My wife is a team leader and makes around $42,000 a year. The people that work under her make $30-$35 a year. Her supervisor makes like $55 and the boss of her department makes around $100,000. The man that runs the whole company makes two to three times that. This all makes sense. My wife must work harder and has more stress then those that work underneath her, she also has a degree and is working towards a second. Her supervisor has to do more then her and the boss more then that lady. The big boss for the whole company is always working, he has to fly around and go meet with other factories etc etc. Each person up the chain has had to work progressively longer hours and worked their way up the chain.

What then makes no sense is that my wifes company is owned by an even bigger company where the boss there makes millions....and then that company is owned by yet another company where the boss makes ungodly sums of money. Do these men have more responsibility? Yes. Did they work harder to get where they were? Most of the time no, a CEO is a CEO. Are they working harder now? No. Regardless though it is not acceptable to have people working similar hours as them and working just as hard and yet being paid a half a % what they make.

I am not saying everyone should be paid the same.....but I am saying it is not right morally and it is not right for our nations economic success to have 1% of the population making the vast majority of the money. If you disagree then I am sorry but we will just never see eye to eye. I dont believe in a serf system.
 
[quote name='Msut77']You are failing to make the distinction. No one is talking exactly equal.[/QUOTE]

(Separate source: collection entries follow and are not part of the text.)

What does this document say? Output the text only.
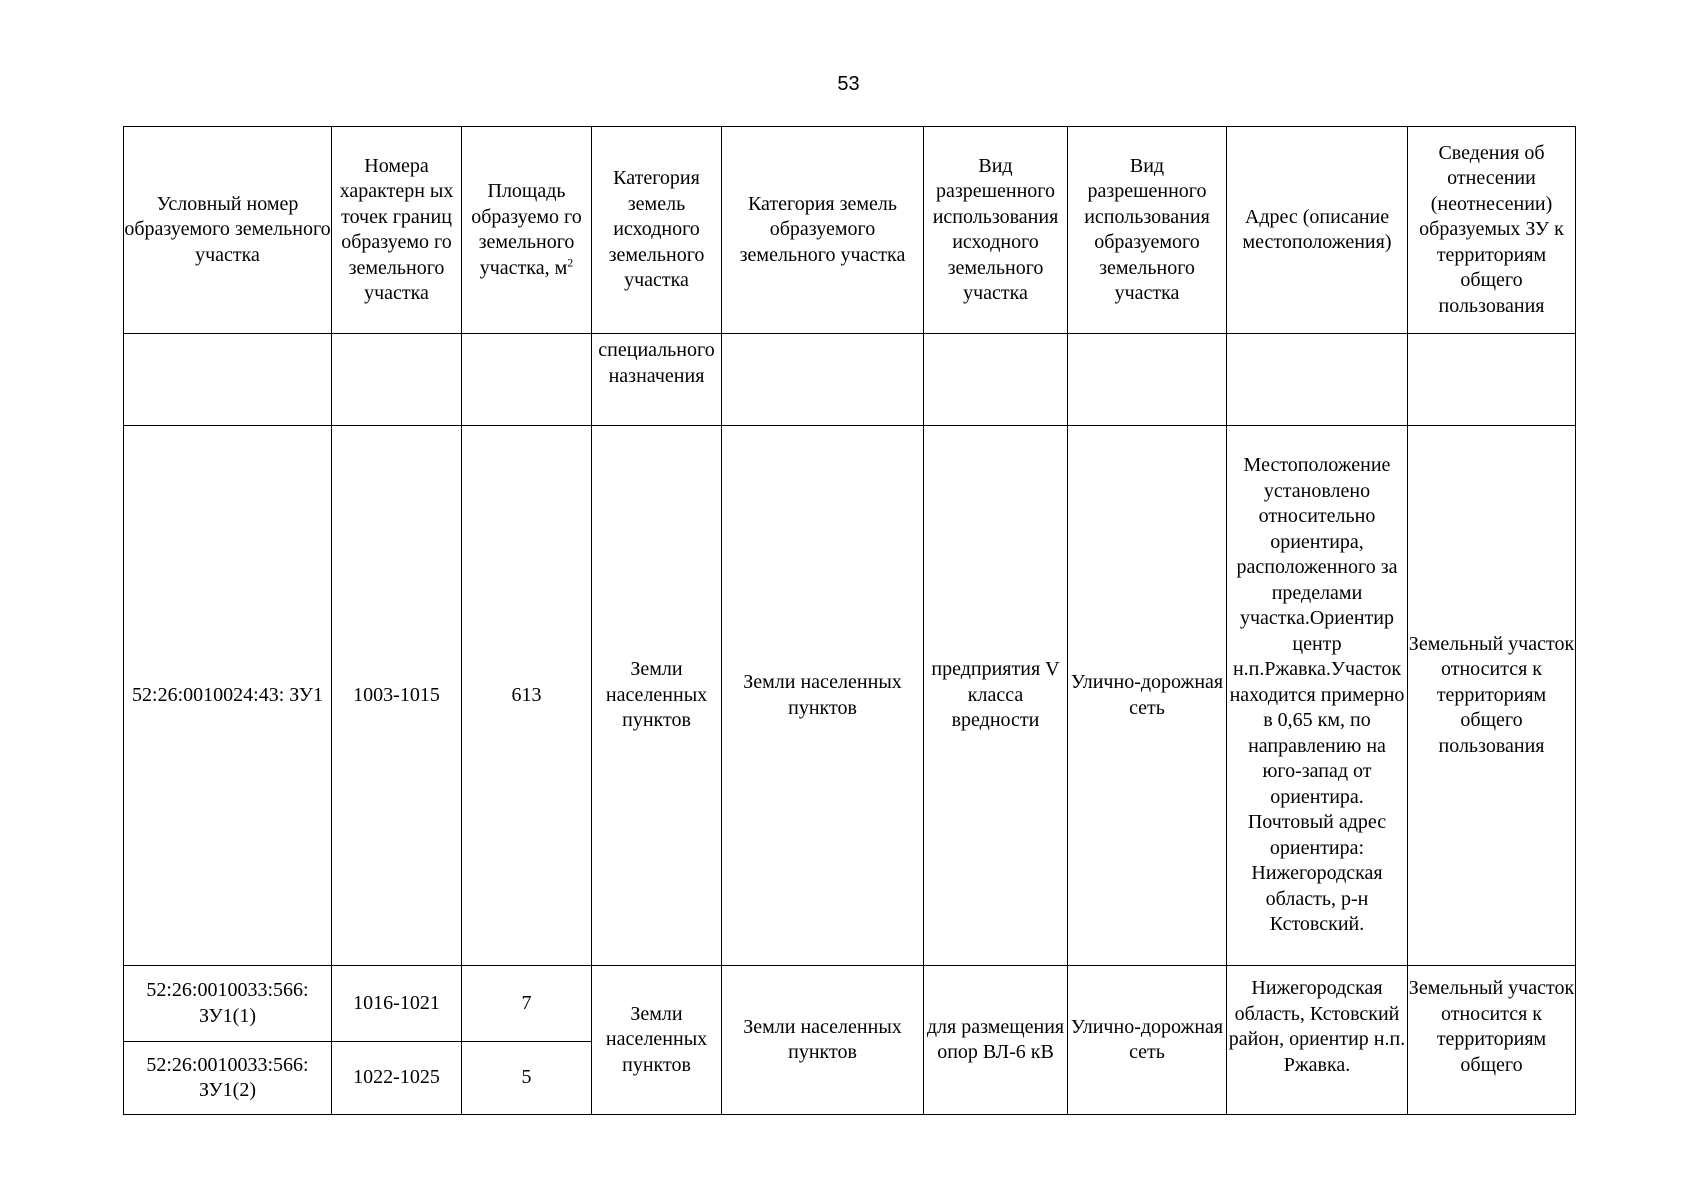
53
Условный номер образуемого земельного участка	Номера характерн ых точек границ образуемо го земельного участка	Площадь образуемо го земельного участка, $м^2$	Категория земель исходного земельного участка	Категория земель образуемого земельного участка	Вид разрешенного использования исходного земельного участка	Вид разрешенного использования образуемого земельного участка	Адрес (описание местоположения)	Сведения об отнесении (неотнесении) образуемых ЗУ к территориям общего пользования
			специального назначения					
52:26:0010024:43: ЗУ1	1003-1015	613	Земли населенных пунктов	Земли населенных пунктов	предприятия V класса вредности	Улично-дорожная сеть	Местоположение установлено относительно ориентира, расположенного за пределами участка.Ориентир центр н.п.Ржавка.Участок находится примерно в 0,65 км, по направлению на юго-запад от ориентира. Почтовый адрес ориентира: Нижегородская область, р-н Кстовский.	Земельный участок относится к территориям общего пользования
52:26:0010033:566: ЗУ1(1)	1016-1021	7	Земли населенных пунктов	Земли населенных пунктов	для размещения опор ВЛ-6 кВ	Улично-дорожная сеть	Нижегородская область, Кстовский район, ориентир н.п. Ржавка.	Земельный участок относится к территориям общего
52:26:0010033:566: ЗУ1(2)	1022-1025	5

I dont understand why people react this way. I seriously think conservatives think that liberals believe in a communist socialism model where everyone is the exact same. Every person makes the same or a very similar wage. I dont have a problem with the fact that my wife makes significantly less then her supervisor who makes less then hers and so on and so forth. I do however have a serious problem with the fact that some people are being paid my wifes salary in a year every few minutes and that realistically they are not doing anything to justify it.

Heres another question for conservatives. If people who do that type of work deserve that type of pay...doesnt that mean that we should give congress and the President as well as others that work for places like the pentagon matching salaries? I mean if the argument is the pressure they are under is worth the pay as is the fact that they are responsible for 1,000s of jobs....then shouldn't our elected officials who have the fate of the whole nation on their plate be paid accordingly? Something tells me that you wont agree even though its the exact same logic.
 
Why does the third company make no sense to you?

Yes, the CEO did work harder to get to were they were. Yes they are making decisions that affect hundreds/thousands of families (and yes, in my opinion they do work harder). You aren't describing a serf system right now, you're describing a YOU GOT YOURS WHERE IS MINE system. There is nothing wrong with a company deciding to pay one man ungodly sums of money, as long as the board and stock holders agree to it.
 
Magus, I do think you underestimate the amount of work executives do. Sure, there are some lazy fat cats that do nothing but go to a meeting here or there. But those are the exceptions.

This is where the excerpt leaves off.